I’m “setting the table” for the series to come on deconstructing the misinformation embedded in Levin’s Liberty and Tyranny.  In the last entry I provided a recap on misinformation that will provide the foundation of the deconstruction.  In this entry I provide my political perspective that will use Levin’s “Conservative Manifesto” as a foil.

I am neither Democrat nor Republican, neither conservative nor liberal.  For the sake of people who need a brand as much as construction workers need coffee in the morning, I am a Grassroots Empiricist.  That means I am in favor of as much local autonomy as possible, with different pockets of people drawing from their own collective experiences and wisdom to come up with their own unique solutions.  Some communities may come up with “liberal” solutions, some may come up with “conservative” solutions.  That is all to the well and good, since humans are the most diverse species on the planet if we truly are allowed our natural independence.  Where local autonomy is simply not a good idea, I believe we should come to that conclusion through federation, communities coming together to work out problems at a higher level, rather than trust in the top-down governance of a political party or ideology.
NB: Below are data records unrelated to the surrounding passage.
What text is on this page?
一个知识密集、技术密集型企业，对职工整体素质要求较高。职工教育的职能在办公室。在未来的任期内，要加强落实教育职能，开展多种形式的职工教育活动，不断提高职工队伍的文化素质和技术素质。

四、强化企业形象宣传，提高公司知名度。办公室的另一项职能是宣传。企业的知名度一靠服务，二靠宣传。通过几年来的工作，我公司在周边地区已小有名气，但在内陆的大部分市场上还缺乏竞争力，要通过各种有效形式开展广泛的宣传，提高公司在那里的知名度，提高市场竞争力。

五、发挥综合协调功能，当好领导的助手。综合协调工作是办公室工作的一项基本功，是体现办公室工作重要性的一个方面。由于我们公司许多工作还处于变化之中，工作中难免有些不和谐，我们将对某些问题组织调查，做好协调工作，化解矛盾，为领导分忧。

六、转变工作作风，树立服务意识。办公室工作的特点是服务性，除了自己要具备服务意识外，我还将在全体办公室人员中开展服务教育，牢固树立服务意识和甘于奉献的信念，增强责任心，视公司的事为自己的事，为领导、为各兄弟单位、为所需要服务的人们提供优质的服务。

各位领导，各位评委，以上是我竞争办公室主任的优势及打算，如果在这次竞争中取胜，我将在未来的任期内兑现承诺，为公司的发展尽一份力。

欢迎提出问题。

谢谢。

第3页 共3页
Some have thought I have shown a liberal bias in my constant criticisms of “free market libertarians.”  They forget that my main focus is not ideology; my focus is misinformation.  That focus readily explains why institutions like the U. S. Chamber of Commerce, The Heritage Foundation and Fox News get the brunt of my criticisms.
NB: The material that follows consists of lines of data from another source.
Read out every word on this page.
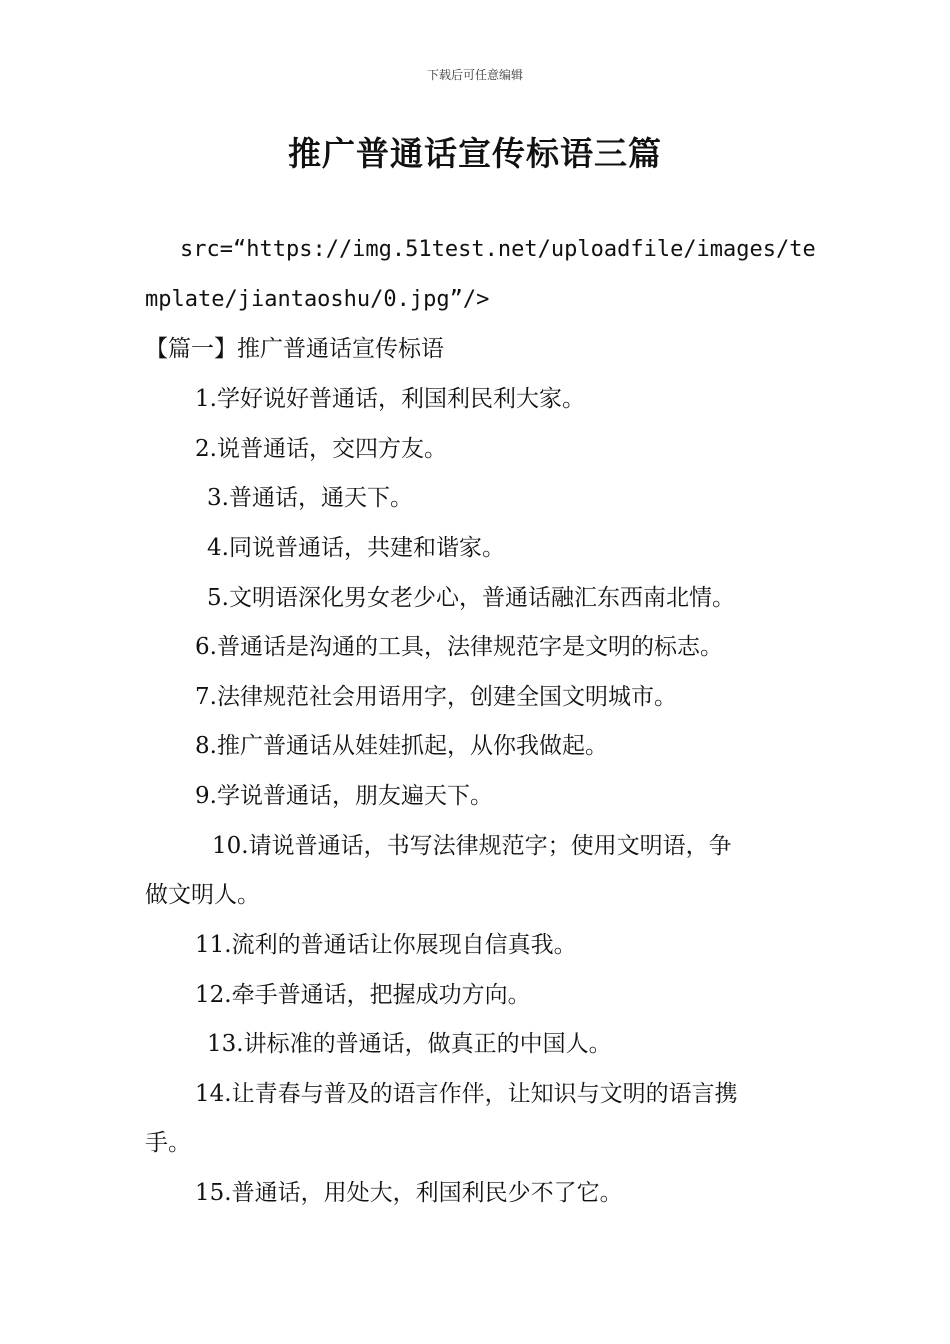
下载后可任意编辑
推广普通话宣传标语三篇

src=“https://img.51test.net/uploadfile/images/te

mplate/jiantaoshu/0.jpg”/>

【篇一】推广普通话宣传标语

1.学好说好普通话，利国利民利大家。

2.说普通话，交四方友。

3.普通话，通天下。

4.同说普通话，共建和谐家。

5.文明语深化男女老少心，普通话融汇东西南北情。

6.普通话是沟通的工具，法律规范字是文明的标志。

7.法律规范社会用语用字，创建全国文明城市。

8.推广普通话从娃娃抓起，从你我做起。

9.学说普通话，朋友遍天下。

10.请说普通话，书写法律规范字；使用文明语，争

做文明人。

11.流利的普通话让你展现自信真我。

12.牵手普通话，把握成功方向。

13.讲标准的普通话，做真正的中国人。

14.让青春与普及的语言作伴，让知识与文明的语言携

手。

15.普通话，用处大，利国利民少不了它。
The liberals that make news either in politics, news media or the blogosphere tend to favor paternal solutions by government.  In my opinion they tend to say what they mean, I just don’t agree with them.  The same thing goes for social conservatives, who tend to favor paternal solutions based on their faith.  Since both say what they mean I have no beef with either.  They can go their way and I, being an independent grassroots empiricist, will go my way.  In fact, I rather not critique them because I rather not draw attention to their views.

Ah, but those “conservatives” or “Republicans” that align themselves with “free market libertarians” I have a big problem with.  They do not say what they mean, which by definition means they are misinforming us.  Both the pursuits of “free market” and “liberty,” if those concepts are to be honored for their true meaning, would lead to decentralized autonomy.  “Free market libertarians” do not want that.  Some even point out that the middle class needs to be saved from ourselves, in true Hobbesian (or Friedman) fashion.  Their bitching about government directly is but a cover for the paternalism they seek, which is massive government influence indirectly through the form of a corporate economy.  For make no mistake, outside of taxes corporations are the most government dependent institution out there.  You could form a militia independently of national or even state government easier than you could form a viable corporation.

I agree with what “free market libertarians” say, but not with what they mean.  If they meant what they said I would agree with them and perhaps be echoing their views.  If they said what they meant I would disagree with their paternal inclinations, similar to my disagreement with liberals and social conservatives, but would not be accusing them of misinforming the public.  Since they are misinforming the public with the ample resources available from their corporate benefactors they need to be exposed.  Their misinformation is a bigger threat to federated democracy than the information from either liberals or social conservatives.